Fitch said that while the debt ceiling – America’s legislative cap on funding government spending with borrowing – may still be moved, a lack of political consensus on raising or suspending the limit could increase the risk of a US credit default.
“Fitch believes that the debt limit will be raised or suspended in time to avert a default event, but if this were not done in a timely manner, political brinkmanship and reduced financing flexibility could increase the risk of a US sovereign default,” the ratings firm wrote in a memo.
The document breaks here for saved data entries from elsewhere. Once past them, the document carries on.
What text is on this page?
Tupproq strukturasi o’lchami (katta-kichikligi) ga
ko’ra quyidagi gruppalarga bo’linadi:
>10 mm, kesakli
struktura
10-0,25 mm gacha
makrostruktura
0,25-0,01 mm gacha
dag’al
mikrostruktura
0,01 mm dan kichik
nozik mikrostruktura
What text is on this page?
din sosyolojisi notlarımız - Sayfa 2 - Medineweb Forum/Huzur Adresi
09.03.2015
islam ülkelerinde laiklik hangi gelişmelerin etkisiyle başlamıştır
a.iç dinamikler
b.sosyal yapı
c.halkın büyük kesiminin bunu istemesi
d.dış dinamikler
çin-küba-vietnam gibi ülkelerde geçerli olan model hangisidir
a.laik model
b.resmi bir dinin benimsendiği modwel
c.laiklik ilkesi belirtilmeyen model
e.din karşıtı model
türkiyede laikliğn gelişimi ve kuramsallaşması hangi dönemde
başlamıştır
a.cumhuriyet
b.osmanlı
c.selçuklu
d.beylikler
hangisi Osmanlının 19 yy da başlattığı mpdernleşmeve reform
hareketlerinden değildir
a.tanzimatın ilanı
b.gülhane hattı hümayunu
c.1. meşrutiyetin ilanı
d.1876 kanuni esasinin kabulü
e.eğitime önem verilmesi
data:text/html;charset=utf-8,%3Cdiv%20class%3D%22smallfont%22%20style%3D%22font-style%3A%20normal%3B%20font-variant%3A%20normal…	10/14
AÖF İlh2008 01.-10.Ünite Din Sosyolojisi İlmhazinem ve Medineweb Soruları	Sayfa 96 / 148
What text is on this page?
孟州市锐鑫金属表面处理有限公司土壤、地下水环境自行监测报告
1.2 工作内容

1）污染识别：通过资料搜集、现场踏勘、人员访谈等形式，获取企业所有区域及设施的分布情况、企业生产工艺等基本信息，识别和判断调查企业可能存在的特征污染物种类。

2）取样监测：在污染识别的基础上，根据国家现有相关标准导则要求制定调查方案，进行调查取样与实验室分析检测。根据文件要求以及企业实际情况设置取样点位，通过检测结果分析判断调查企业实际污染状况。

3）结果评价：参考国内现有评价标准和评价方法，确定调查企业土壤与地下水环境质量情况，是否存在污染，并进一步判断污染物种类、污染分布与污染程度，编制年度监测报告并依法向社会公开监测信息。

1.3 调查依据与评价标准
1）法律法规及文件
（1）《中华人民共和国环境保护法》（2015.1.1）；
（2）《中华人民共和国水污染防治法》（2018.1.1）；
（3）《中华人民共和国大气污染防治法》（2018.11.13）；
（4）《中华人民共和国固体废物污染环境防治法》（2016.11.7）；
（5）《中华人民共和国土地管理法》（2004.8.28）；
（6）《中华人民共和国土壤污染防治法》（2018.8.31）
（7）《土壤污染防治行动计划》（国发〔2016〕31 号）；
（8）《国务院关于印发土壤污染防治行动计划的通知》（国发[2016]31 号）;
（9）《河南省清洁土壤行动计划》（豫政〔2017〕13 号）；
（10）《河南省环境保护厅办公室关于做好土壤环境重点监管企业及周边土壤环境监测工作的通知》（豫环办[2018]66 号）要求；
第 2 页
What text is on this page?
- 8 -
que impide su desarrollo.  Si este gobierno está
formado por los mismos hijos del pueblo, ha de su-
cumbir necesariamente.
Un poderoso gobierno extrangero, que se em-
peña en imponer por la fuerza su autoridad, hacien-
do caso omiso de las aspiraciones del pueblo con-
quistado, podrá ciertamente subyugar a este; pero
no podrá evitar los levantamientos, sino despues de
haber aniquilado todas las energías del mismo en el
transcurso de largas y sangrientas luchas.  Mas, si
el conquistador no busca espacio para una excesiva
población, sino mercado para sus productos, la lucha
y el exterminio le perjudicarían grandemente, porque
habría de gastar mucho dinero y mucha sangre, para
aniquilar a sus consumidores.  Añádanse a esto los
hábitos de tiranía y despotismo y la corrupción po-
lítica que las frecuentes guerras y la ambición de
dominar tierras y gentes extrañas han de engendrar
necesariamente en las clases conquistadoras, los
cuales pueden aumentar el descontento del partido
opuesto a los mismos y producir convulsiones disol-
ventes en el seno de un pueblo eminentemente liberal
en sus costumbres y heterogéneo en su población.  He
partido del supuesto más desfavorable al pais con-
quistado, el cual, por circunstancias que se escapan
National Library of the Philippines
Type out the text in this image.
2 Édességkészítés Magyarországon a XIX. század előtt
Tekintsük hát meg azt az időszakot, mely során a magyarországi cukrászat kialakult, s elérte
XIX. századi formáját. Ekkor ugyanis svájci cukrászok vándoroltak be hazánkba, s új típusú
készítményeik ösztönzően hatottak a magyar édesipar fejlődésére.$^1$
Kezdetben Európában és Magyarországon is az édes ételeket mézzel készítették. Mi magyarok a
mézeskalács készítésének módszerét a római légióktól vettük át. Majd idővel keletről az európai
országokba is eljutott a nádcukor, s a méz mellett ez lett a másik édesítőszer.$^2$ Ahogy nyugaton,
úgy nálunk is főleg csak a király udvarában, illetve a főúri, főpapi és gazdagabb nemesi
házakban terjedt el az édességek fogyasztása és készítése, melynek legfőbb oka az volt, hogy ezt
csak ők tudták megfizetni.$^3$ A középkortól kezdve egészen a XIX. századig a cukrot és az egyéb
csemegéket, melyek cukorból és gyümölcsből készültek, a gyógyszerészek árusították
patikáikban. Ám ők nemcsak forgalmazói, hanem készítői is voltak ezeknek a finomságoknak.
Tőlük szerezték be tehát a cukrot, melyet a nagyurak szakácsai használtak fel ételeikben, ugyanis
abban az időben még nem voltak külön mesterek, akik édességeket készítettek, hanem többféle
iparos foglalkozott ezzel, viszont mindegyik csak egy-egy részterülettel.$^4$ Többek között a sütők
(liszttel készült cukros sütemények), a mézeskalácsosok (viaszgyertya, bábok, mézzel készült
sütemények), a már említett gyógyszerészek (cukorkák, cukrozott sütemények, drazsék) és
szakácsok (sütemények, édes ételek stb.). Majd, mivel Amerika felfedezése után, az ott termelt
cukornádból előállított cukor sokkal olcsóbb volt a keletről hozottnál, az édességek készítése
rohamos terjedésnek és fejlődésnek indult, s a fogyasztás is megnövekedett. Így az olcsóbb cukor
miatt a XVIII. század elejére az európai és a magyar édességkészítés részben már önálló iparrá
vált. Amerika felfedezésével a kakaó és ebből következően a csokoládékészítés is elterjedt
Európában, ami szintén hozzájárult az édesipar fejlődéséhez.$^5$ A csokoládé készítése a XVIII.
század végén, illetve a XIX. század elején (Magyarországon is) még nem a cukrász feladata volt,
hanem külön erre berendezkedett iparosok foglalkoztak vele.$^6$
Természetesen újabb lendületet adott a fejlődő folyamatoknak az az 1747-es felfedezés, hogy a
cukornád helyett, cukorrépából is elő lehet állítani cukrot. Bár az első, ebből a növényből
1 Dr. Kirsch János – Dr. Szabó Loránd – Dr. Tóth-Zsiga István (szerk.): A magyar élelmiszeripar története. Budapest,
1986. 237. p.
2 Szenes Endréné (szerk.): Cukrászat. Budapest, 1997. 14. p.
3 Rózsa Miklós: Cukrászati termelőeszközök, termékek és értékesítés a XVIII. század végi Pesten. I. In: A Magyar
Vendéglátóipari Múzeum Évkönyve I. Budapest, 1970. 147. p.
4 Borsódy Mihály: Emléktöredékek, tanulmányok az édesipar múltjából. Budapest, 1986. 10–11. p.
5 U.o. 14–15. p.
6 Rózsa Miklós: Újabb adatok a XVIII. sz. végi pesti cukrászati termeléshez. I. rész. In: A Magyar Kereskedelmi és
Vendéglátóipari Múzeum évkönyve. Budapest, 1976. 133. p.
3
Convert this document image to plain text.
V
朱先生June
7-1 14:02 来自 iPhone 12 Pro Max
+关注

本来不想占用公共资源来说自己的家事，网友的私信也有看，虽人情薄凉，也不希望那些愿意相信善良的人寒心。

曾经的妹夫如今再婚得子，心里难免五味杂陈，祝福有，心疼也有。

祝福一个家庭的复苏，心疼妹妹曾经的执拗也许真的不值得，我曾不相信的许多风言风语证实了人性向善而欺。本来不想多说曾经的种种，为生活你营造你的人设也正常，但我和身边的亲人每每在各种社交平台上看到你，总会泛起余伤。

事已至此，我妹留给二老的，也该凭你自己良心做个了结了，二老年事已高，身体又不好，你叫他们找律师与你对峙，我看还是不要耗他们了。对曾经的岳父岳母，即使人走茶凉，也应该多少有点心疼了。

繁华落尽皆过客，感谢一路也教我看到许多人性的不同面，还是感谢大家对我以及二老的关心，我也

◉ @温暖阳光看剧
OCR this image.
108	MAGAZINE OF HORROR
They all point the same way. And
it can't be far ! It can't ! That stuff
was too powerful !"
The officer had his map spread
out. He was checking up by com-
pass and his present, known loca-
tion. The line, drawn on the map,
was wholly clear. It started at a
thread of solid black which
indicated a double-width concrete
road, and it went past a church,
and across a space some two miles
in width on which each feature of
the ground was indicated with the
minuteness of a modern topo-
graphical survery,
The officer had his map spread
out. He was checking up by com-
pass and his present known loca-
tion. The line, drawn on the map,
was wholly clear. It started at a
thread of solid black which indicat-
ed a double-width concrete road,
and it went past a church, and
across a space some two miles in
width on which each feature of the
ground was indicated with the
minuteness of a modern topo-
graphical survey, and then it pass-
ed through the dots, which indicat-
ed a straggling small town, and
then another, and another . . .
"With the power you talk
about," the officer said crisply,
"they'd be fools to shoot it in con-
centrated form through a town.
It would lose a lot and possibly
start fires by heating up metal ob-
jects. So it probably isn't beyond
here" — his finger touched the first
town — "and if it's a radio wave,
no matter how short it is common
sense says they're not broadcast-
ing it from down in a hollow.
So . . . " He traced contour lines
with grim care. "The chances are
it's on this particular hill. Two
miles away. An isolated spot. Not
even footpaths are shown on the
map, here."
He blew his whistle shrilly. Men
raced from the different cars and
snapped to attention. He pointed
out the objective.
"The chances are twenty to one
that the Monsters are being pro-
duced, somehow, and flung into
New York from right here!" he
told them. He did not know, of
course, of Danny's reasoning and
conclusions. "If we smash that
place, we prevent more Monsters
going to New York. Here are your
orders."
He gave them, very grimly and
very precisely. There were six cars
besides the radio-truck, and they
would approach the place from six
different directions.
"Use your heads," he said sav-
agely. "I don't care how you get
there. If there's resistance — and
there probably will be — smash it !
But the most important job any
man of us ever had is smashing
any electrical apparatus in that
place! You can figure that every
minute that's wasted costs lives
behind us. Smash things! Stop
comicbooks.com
In the case of a missed payment, Fitch said it would downgrade the US rating until the default event was cured.
The memo then detailed once unthinkable considerations Fitch would take in assessing US creditworthiness: “willingness to pay, the effectiveness of government and political institutions, the coherence and credibility of economic policy, the potential long-term impact on the government’s cost of funding and cost of capital for the economy as a whole, and the implications for long-term economic growth.”
Fitch has had a negative outlook on the US’s AAA rating since July 2020.
The Fitch statement came a day after S&P Global Ratings said an unprecedented US default would result in a credit downgrade to a D rating, the lowest possible.
“We don’t think it’s going to happen,” Joydeep Mukherji, a S&P US credit analyst, told Reuters.
But if the US were to default on even a single instrument, “no one knows what the impact is,” Mukherji said. “We don’t know, we don’t want to know but it’s going to be big.”
On Tuesday, Treasury Secretary Janet Yellen announced that the government would exhaust its cash resources by October 18 if the debt limit was not raised.